14 April 2015

Cambodian Activists Released

By Juliette Rousselot
April 13, 2015

A Buddhist monk is detained by Cambodian police officers during a protest, calling the court to release seven detained protesters, in front of Phnom Penh Municipal Court, in Phnom Penh November 11, 2014.

Ten land rights activists from Phnom Penh’s Boeung Kak Lake receive a royal pardon. 
After a lawyer and lawmaker for Cambodia’s opposition Cambodia National Rescue Party (CNRP) announced that negotiations between the ruling party and the CNRP had taken place over the release of imprisoned activists and opposition politicians, ten land rights activists from Phnom Penh’s Boeung Kak Lake received a royal pardon and were released from prison on Saturday afternoon.

Speaking from Boeung Kak Lake upon her release from prison, Tep Vanny, one of the imprisoned activists and one of the most prominent land rights activists in Cambodia, said “I have two feelings right now: I am happy that I am free and that I can be with my family, but I am also hurt because I am innocent and politicians have used us for political ends.

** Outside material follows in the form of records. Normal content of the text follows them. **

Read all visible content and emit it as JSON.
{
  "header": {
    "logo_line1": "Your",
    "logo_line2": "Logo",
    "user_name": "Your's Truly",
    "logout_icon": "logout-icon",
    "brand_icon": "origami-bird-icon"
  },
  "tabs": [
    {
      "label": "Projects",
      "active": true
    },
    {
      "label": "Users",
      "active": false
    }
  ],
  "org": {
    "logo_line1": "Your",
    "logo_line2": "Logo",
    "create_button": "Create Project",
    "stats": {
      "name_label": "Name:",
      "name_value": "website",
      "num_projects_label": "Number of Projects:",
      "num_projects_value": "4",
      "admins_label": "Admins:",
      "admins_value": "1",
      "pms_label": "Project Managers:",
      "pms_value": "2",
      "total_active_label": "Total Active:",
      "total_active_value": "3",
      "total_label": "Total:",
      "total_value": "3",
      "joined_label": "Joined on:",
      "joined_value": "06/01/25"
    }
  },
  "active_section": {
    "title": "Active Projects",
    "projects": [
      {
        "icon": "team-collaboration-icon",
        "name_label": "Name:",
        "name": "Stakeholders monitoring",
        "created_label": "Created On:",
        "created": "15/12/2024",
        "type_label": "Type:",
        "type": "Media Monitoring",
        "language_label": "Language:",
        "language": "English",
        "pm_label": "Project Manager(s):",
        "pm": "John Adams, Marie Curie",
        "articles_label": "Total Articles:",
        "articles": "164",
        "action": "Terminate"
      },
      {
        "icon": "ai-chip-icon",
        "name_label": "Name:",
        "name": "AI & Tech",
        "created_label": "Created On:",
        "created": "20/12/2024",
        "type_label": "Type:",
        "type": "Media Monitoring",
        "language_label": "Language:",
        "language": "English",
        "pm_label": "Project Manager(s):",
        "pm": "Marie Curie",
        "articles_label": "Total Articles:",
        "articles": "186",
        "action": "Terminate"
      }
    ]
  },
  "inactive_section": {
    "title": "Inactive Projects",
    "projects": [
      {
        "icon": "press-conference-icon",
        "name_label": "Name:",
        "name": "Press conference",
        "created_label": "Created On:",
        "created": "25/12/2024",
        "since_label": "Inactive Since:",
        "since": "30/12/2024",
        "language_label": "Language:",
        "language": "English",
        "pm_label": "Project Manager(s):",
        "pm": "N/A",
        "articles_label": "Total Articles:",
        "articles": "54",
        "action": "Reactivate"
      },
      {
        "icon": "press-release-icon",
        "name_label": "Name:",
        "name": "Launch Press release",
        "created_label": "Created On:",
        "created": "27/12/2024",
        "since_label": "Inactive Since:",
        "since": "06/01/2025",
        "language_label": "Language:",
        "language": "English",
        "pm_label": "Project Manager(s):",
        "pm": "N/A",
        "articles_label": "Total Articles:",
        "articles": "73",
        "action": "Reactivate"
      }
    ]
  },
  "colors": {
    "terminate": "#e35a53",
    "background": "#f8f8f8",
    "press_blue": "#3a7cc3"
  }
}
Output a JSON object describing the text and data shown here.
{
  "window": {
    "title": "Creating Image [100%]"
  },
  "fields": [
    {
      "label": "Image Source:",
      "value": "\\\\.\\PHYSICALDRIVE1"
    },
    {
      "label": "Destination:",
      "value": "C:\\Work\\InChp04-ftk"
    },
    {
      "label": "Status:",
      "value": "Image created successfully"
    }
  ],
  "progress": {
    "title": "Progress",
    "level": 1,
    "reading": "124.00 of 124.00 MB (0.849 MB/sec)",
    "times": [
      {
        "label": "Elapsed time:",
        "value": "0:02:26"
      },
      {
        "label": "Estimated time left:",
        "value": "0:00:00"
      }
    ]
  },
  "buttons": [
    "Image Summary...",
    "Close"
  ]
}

I will keep protesting in the future.”

The news of their release was also welcomed by human rights organizations, who have been campaigning for the activists’ release and who had criticized their initial conviction. Rupert Abbott, Amnesty International’s Research Director for Southeast Asia and the Pacific, said in an email that the organization was “very pleased to learn this news. [They] should never have been arrested in the first place. That they have had to endure imprisonment since November 2014 only for exercising their right to freedom of peaceful assembly is appalling.